In fact, Sunseri hasn’t really seen his brother take a snap since the two were in middle school. Because their father Sal was a college football assistant, the family moved around a lot and when it moved from Pittsburgh to North Carolina, Tino, who’s three years older than Sunseri, decided to finish his high school career at Pittsburgh Central Catholic, while Sunseri continued high school in Waxhaw, N.C.
“After every game we talk to each other and we let each other know what’s going on and how it’s going,” Sunseri said. “It’s tough.

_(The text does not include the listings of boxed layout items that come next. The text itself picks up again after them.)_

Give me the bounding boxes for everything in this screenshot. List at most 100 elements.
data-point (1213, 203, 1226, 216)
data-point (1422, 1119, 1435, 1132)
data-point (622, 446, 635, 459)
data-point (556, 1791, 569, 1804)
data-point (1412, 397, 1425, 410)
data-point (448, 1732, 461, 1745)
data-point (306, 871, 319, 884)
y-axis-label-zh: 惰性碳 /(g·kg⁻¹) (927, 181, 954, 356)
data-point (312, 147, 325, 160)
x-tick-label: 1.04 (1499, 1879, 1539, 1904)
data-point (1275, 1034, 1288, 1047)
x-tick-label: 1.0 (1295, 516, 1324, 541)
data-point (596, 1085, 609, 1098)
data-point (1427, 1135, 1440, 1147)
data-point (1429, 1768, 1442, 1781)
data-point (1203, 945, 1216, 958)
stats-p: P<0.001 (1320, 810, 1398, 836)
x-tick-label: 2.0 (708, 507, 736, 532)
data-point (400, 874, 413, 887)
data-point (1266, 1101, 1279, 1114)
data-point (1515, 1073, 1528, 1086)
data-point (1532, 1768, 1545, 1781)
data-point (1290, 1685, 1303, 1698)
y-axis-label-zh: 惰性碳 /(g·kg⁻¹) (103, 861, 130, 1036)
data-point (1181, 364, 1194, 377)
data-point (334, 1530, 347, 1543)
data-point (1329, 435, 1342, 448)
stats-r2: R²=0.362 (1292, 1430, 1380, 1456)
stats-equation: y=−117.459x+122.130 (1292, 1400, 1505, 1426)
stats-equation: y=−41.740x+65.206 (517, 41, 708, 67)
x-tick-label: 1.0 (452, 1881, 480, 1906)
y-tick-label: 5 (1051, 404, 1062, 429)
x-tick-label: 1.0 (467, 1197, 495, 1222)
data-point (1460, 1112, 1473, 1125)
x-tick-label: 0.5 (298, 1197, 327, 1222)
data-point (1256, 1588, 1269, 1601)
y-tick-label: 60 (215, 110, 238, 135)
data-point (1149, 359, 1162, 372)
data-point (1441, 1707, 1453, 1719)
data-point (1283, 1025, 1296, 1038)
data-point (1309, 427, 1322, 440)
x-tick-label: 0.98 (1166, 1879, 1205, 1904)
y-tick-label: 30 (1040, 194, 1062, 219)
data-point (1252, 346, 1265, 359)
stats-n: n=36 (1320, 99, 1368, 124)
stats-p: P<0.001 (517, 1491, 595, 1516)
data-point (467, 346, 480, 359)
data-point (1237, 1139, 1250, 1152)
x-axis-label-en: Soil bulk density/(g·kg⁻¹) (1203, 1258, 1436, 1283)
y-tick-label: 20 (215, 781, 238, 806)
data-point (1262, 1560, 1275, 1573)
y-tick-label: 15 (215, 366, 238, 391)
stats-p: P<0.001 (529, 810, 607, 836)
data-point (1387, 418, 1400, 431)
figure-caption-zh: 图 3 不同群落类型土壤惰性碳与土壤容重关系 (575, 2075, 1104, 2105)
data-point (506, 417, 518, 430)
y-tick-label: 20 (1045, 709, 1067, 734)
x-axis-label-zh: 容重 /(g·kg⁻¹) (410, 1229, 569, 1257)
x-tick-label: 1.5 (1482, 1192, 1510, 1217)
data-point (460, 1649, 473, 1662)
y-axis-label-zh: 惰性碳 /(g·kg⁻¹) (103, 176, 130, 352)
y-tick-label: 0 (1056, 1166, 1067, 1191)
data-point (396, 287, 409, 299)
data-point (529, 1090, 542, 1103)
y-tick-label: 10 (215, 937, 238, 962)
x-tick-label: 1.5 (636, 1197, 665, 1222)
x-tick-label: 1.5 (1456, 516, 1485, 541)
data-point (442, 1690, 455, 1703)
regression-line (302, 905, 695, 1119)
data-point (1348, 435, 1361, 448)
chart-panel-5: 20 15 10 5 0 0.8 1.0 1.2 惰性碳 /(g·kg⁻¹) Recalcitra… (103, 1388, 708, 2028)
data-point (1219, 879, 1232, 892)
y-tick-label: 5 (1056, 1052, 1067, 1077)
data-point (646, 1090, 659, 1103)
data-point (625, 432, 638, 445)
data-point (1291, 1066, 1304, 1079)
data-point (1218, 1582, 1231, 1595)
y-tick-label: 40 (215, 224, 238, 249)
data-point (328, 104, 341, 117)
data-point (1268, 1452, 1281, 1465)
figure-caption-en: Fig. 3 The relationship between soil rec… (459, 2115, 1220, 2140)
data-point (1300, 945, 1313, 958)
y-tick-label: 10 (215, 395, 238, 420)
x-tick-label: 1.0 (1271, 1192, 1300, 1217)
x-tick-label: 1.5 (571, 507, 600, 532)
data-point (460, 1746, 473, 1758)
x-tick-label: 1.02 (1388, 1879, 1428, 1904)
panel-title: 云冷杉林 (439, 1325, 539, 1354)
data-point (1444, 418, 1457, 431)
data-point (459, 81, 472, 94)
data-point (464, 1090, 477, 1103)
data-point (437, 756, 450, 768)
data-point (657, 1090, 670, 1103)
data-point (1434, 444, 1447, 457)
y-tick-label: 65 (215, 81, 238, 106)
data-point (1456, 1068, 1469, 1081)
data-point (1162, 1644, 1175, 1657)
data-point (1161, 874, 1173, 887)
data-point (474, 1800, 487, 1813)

He’s been able to make my games just because my bowl game always been just a little bit later than his, but I’ve never been able to see a college football game really, and that’s really sad to me.”
Sunseri will get to see his brother play in a senior showcase game in Montgomery, Ala., later this month, a trip he’s excited about. And Tino – and the rest of the Sunseri family – will be at Monday’s BCS National Championship.
While the Sunseri brothers don’t have a set tradition on gamedays, the Sunseri family - father Sal, who was recently fired as the defensive coordinator at Tennessee, mother Roxann, sons Vinnie and Tino and daughters Ashlyn and Jaclyn – does. And it’s one that Sunseri looks forward to every Saturday (or in this case, Monday).
“Before every game we text each other, say we love each other, tell each other good luck and that we’re so excited for each other and each other’s opportunities,” Sunseri said. “It’s always been that way.”
Even though they can’t always be there in person for each other, the family is very close-knit, something Sunseri values and said helps propel him on gamedays. He knows he always have the support of his family and he hopes his family members, even the ones he can’t support in person, feel the same way.
“We’re each other’s biggest fans and just really excited for each person in the family for their successes and we support them through their struggles,” Sunseri said.